Brain.  He just got on the court, you spaz!!!
Heart.  What if he doesn't make any friends?  These kids need to know how amazing my kid is!

As this conversation is going on in my head (literally seconds long), my sweet boy notices his Mama standing by the fence.  This is my favorite part....  he looks at me for a second and then lifts his hand in a quick, cool wave and carries on with his tennis.  Oh my heart.  I don't know why but, this struck me as precious as pie.  His wave said so many things to me... Mom, I'm alright, you can go.  Mom, I love you and I'm not too cool to wave at you.  Mom, thanks for watching, I see you.

As I drove home, I thought about how God is always standing and watching me with nothing but massive love.  He waits patiently until I turn to Him.  He never leaves and He never worries, He just watches.  He's there when I need him.  His heart fills with absolute joy when I turn and "wave" at Him.  He. Loves. Me.
But the Lord longs to show you his favor.He wants to give you his tender love.
(Isaiah 30:18a)
 As I pick my kid up from tennis camp, I ask him to tell me all about his day.  Ya know, the usual Mom question drill.  This was his response:
"I learned how to make my face look like a waffle!"

Recycled Checklist

Over the past 4-5 months, my heart has been rocked by a new truth.  The truth that where I end up after this life, is not dependent on what I do.

I have been exposed to Christian ideals, practices, and teachings since I took my first breath.  It wasn't until I hit an "adolescent low" late in my teenage years that I made the choice to live for Jesus. I must confess, at the time that only encouraged me to create a mental "do-good checklist".  The list included things like, go to church every Sunday, follow the 10 Commandments, do your daily devotions, pray before meals, and on and on.  I  studied deeper theology in college and filled my brain with knowledge. The big problem was 14".  The inches from my head to my heart were disconnected.

I've heard a lot of "Do this! Do that!" preaching that continues to add more to my spiritual checklist, all with good intentions, I'm sure. But.

I'm over it. My checklist is being recycled.

I am tired of feeling guilt because I didn't join an official community group or go on a missions trip.  Loving Jesus means being on mission where I am, where He has called me.  I no longer want to live by trying to fulfill man's agenda for a spiritual life.
I just want to live by Jesus' checklist, "LOVE ME and KNOW ME".
That is all I have to do, love & know Jesus.

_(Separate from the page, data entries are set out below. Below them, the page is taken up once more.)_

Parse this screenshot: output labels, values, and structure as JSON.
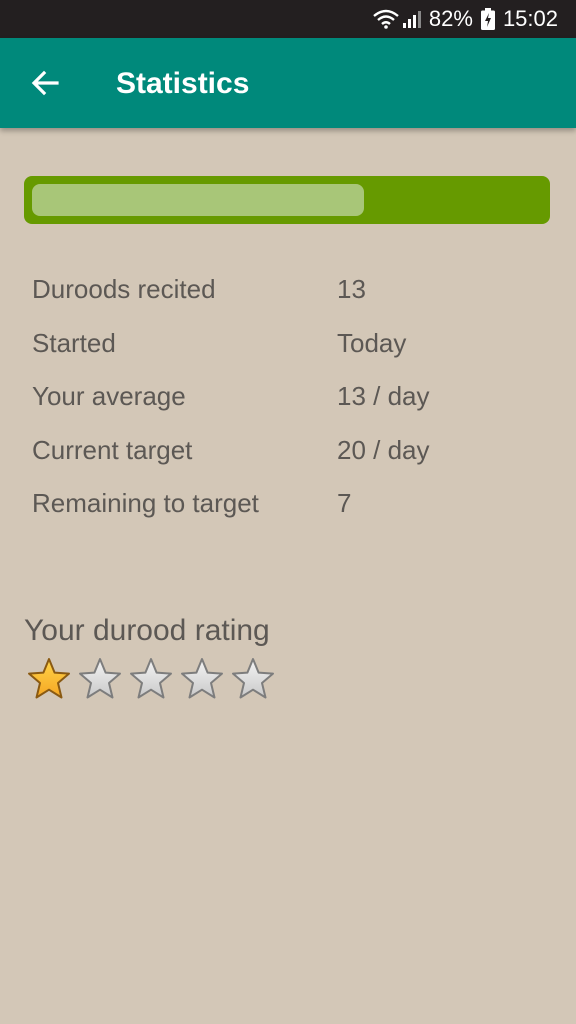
{
  "status_bar": {
    "battery": "82%",
    "time": "15:02",
    "icons": [
      "wifi-icon",
      "signal-icon",
      "battery-charging-icon"
    ]
  },
  "app_bar": {
    "title": "Statistics",
    "back_icon": "arrow-left-icon"
  },
  "progress": {
    "fraction": 0.65,
    "track_color": "#669a00",
    "fill_color": "#a8c678"
  },
  "stats": [
    {
      "label": "Duroods recited",
      "value": "13"
    },
    {
      "label": "Started",
      "value": "Today"
    },
    {
      "label": "Your average",
      "value": "13 / day"
    },
    {
      "label": "Current target",
      "value": "20 / day"
    },
    {
      "label": "Remaining to target",
      "value": "7"
    }
  ],
  "rating": {
    "title": "Your durood rating",
    "filled": 1,
    "max": 5
  },
  "colors": {
    "background": "#d3c7b7",
    "app_bar": "#00897b",
    "status_bar": "#231f20",
    "text": "#5c5854",
    "star_filled": "#f5a623",
    "star_empty": "#c9c9c9"
  }
}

What God has placed in my heart should compel me to move.  When Jesus was faced with a hungry crowd of people at the end of a long day, he saw their need for food, he felt compassion for them, and he moved into action (Mark 8:1-13).  He was on mission right where he stood.
I am hearing a lot of move and you will know God.
I want to know God and move.
I could feed a city of hungry people, I could travel into the depths of a third world country, I could serve a million Sundays in the nursery at church, I could give away every penny I have in the name of Jesus and none of it would change my eternal status.  If He calls me to something, I will go.  No more feeling pressure from others to do what is outside of God's plan for me.  He is the author of my days and because he wrote the world into existence, I will trust him.

In Titus 3:5-7, it says that Jesus came to save me.  No way did I earn it by good works or righteous deeds, he came out of mercy.  He revealed a new life through the Holy Spirit by giving up his life for mine.  Its already been done, covered by Jesus' blood.  Out of God's grace I am allowed to enter His family and become His heir, for eternity.  So there is no amount of service projects I can do that will save me more than I've already been saved.  Its like trying to climb a mountain when I've already reached the top!
For it is by grace you have been saved, through faith ~ and this is not from yourselves, it is the gift of God ~ not by works, so that no one can boast.
Ephesians 2:8-9

Oh, it's on, this is war.

I strongly believe there is an unseen battle raging all around us. I know this sounds wacko and bordering on conspiracy theory, just listen up anyway.  No matter your religious beliefs, everyone knows of good and evil.  We see it played out in our lives and constantly on the big screen like 

Woody and Buzz v. Emperor Zurg.  

Did you know there is a battle happening right now as you read my post? Oh yes, there are forces waging an all out war to win your soul.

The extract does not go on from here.